Venkat is the founder and editor-in-chief of ribbonfarm. Follow him on Twitter

Comments

  1. Vinod Khare says

    What do you feel about how people engage with themselves? We are simultaneously players and spectators in our lives. Does it matter how people view their own work and promote it?

    • Hmm… not sure the game metaphor is straightforward for a single person. People do have ‘internal critics’ and ‘self-affirmation’ habits, so this could be a fractal map of internal struggles as well, but it seems to be missing something. Can’t put my finger on it.

  2. Interesting post – I think some of the generalisations are throwing me a bit, though. Do you mind clarifying…

    I was wondering how you came to this conclusion: “Curiously, artists and celebrities tend to have harmonious relationships. Each appreciates the choices the other has made and respects them.” I feel like perhaps they just co-exist without thinking too much about each other, if at all. Unless you’re talking about celebrity artists like a Tracey Emin or Damian Hirst.

    And by artists, do you mean visual? Musicians? Actors? Writers? All of them? Because I would think each of those subsets would have a different relation to celebrity.

    Am I being too nit-picky?

    Jasmine

    • I can speak to the musician flavor of this second-hand. My brother is a working musician, himself a contender/artist depending on the context, with a circle of friends including all three types. He speaks very plainly about the choices and trade-offs made by celebrities as things he would not do himself (e.g. ensure that “marital troubles” made their way into the tabloids as a form of self-promotion) but understands that others have different priorities. He even goes so far as to be a little confused by my personal judgement of those priorities/values.

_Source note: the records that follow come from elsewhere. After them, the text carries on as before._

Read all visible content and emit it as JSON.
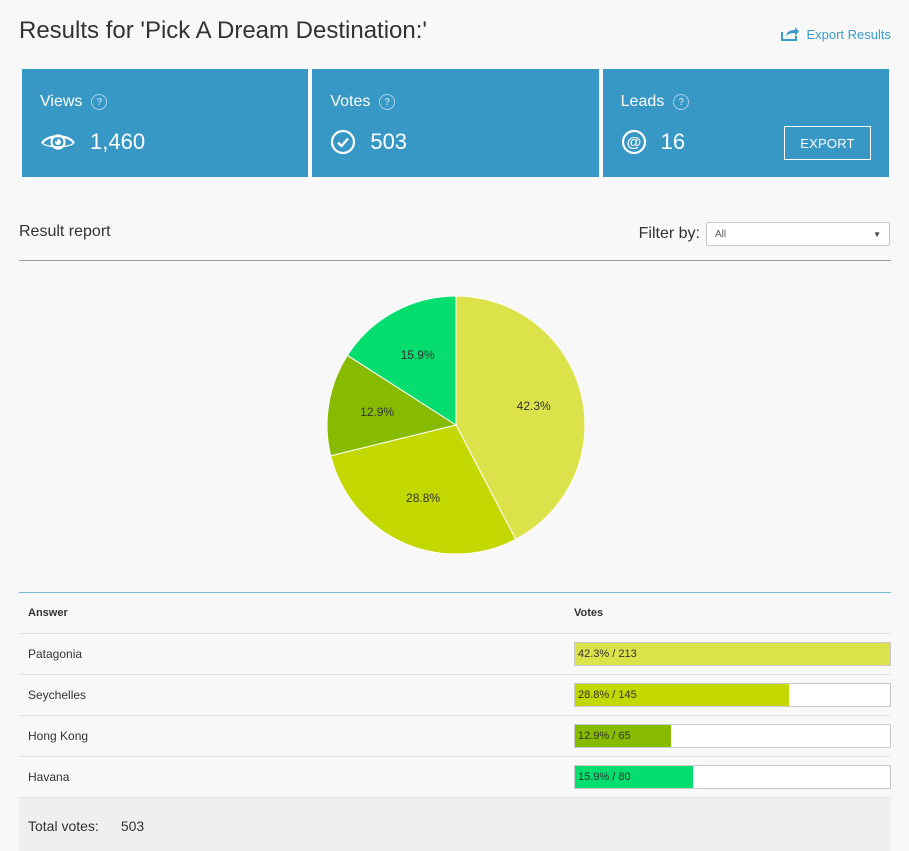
{
  "header": {
    "title": "Results for 'Pick A Dream Destination:'",
    "export_link": "Export Results"
  },
  "stats": [
    {
      "label": "Views",
      "value": "1,460",
      "icon": "eye-icon"
    },
    {
      "label": "Votes",
      "value": "503",
      "icon": "check-circle-icon"
    },
    {
      "label": "Leads",
      "value": "16",
      "icon": "at-icon",
      "button": "EXPORT"
    }
  ],
  "report": {
    "title": "Result report",
    "filter_label": "Filter by:",
    "filter_value": "All"
  },
  "chart_data": {
    "type": "pie",
    "slices": [
      {
        "label": "Patagonia",
        "value": 42.3,
        "display": "42.3%",
        "color": "#dce34a"
      },
      {
        "label": "Seychelles",
        "value": 28.8,
        "display": "28.8%",
        "color": "#c3d800"
      },
      {
        "label": "Hong Kong",
        "value": 12.9,
        "display": "12.9%",
        "color": "#86bb00"
      },
      {
        "label": "Havana",
        "value": 15.9,
        "display": "15.9%",
        "color": "#05dd6e"
      }
    ]
  },
  "table": {
    "headers": [
      "Answer",
      "Votes"
    ],
    "rows": [
      {
        "answer": "Patagonia",
        "votes_text": "42.3% / 213",
        "fraction": 1.0,
        "color": "#dce34a"
      },
      {
        "answer": "Seychelles",
        "votes_text": "28.8% / 145",
        "fraction": 0.68,
        "color": "#c3d800"
      },
      {
        "answer": "Hong Kong",
        "votes_text": "12.9% / 65",
        "fraction": 0.305,
        "color": "#86bb00"
      },
      {
        "answer": "Havana",
        "votes_text": "15.9% / 80",
        "fraction": 0.375,
        "color": "#05dd6e"
      }
    ],
    "total_label": "Total votes:",
    "total_value": "503"
  },
  "colors": {
    "accent": "#3797c5",
    "link": "#3a9ccc"
  }
}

On the flip side, he’s somewhat disdainful of his contender friends because he feels they’re rationalizing their position as somehow being the spectators’ fault.

  3. Perhaps I still have Gervais Principle VI on the brain, by I notice a definite loser/clueless/sociopath pattern going on with both axes:

    Clueless – Cheerleader/Celebrity
    Loser – Heckler/Contender
    Sociopath – Connoisseur/Artist

    The parallel is their attitude toward the extrinsic system within which the “game” takes place.

    Thoughts?

  4. Nice job, it’s an incredible post. The data is good to find out!

  5. I wonder where do wannabes fit it to this?

    At first, seems to be a subset of the contender archetype.
    After further thought, how many movie directors that find themselves firmly in the Player category were at one point agape Spectators at a Star Wars showing?

    Could it be that there are categories that serve as transitions between the Player and Spectator realms? And the grid could extend in more than 2 dimensions? …

    As always, thank you for another thought-provoking post.